Start-up costs for a SEP generally are low because you can use a prototype plan instead of creating a plan of your own. Reporting requirements also are minimal when there is a single participant in the plan.
If your tax return is on extension, you might even be able to set up a SEP in time to get some deductions for the 2009 tax year. The deadline for establishing a SEP and making the contribution for the year is the income tax return due date for the year, plus filing extensions.
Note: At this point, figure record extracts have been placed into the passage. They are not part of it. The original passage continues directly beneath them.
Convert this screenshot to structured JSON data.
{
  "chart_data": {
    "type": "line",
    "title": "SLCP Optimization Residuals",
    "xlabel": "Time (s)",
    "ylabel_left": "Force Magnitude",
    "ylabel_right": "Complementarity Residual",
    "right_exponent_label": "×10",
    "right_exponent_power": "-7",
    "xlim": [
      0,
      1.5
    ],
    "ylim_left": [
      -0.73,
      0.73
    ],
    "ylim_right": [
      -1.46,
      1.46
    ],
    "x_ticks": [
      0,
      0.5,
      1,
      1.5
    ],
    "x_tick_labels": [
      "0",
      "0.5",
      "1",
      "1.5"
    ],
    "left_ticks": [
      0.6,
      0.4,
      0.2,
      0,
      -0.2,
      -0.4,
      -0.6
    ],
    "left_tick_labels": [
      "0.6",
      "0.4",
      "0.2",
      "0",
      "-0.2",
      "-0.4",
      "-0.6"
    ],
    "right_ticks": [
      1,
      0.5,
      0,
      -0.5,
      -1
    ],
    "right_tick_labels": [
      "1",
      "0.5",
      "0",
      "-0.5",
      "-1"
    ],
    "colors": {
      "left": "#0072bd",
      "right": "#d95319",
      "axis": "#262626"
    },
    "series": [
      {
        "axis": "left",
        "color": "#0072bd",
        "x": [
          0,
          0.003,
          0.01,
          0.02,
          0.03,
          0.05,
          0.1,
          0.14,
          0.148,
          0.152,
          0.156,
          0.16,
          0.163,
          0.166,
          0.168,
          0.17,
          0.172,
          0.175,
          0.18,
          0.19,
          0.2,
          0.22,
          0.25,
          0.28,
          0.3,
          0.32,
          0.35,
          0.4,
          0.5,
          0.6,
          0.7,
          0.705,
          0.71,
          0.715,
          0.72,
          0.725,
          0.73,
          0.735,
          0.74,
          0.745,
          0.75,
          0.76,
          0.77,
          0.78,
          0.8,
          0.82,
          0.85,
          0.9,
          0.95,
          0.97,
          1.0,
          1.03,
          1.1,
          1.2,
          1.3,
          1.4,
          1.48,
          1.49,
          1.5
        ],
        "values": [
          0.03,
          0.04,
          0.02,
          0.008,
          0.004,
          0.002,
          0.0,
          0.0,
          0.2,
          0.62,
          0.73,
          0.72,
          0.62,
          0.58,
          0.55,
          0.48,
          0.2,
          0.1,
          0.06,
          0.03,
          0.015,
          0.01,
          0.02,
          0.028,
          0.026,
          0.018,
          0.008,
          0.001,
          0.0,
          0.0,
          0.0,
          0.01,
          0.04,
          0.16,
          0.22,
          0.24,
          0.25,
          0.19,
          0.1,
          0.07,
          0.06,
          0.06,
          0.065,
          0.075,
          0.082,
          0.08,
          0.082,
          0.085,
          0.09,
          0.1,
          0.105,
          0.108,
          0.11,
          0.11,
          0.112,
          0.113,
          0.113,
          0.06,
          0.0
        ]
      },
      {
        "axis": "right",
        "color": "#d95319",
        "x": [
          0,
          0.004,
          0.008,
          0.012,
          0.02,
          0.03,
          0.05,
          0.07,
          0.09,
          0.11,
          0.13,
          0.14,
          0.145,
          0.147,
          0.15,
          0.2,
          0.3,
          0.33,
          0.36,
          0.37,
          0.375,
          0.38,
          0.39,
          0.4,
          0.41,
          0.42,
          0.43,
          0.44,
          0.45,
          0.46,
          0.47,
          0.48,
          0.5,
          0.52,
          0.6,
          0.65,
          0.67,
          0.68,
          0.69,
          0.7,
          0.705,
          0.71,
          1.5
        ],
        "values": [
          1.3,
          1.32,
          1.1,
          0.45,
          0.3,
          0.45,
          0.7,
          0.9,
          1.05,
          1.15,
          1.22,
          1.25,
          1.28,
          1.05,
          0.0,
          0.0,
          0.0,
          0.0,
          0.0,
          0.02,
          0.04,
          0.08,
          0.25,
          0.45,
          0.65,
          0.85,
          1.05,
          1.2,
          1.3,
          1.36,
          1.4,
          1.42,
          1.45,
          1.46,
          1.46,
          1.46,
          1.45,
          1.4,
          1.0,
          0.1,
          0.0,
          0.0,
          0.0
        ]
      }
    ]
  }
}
A SEP is the only type of plan that you can set up after the year has ended.
- The standard mileage rate for business travel in 2010 is 50¢ per mile.
- The maximum amount of wages subject to social security tax is $106,800 in 2010. There is no limit on wages subject to Medicare tax.
- For 2010, the maximum expensing amount under §179 is $250,000, which is reduced dollar-for-dollar by the amount of §179 property placed in service during the year that exceeds $800,000.
- Up to $230 per month in employer-provided transit and vanpooling benefits can be provided as a tax-free fringe benefit to employees in 2010.
- Maximum employee elective deferrals to 401(k) or 403(b) plans are $16,500 for 2010.
- The maximum amount your business can contribute to your employees' health savings accounts in 2010 is $3,050 for employees with self-only coverage and $6,150 for employees with family coverage.
- The depreciation limit for a truck or van used in business and placed in service in 2010 is $3,160.
- Employer-provided dependent-care assistance benefits of up to $5,000 are excludable from employee wages.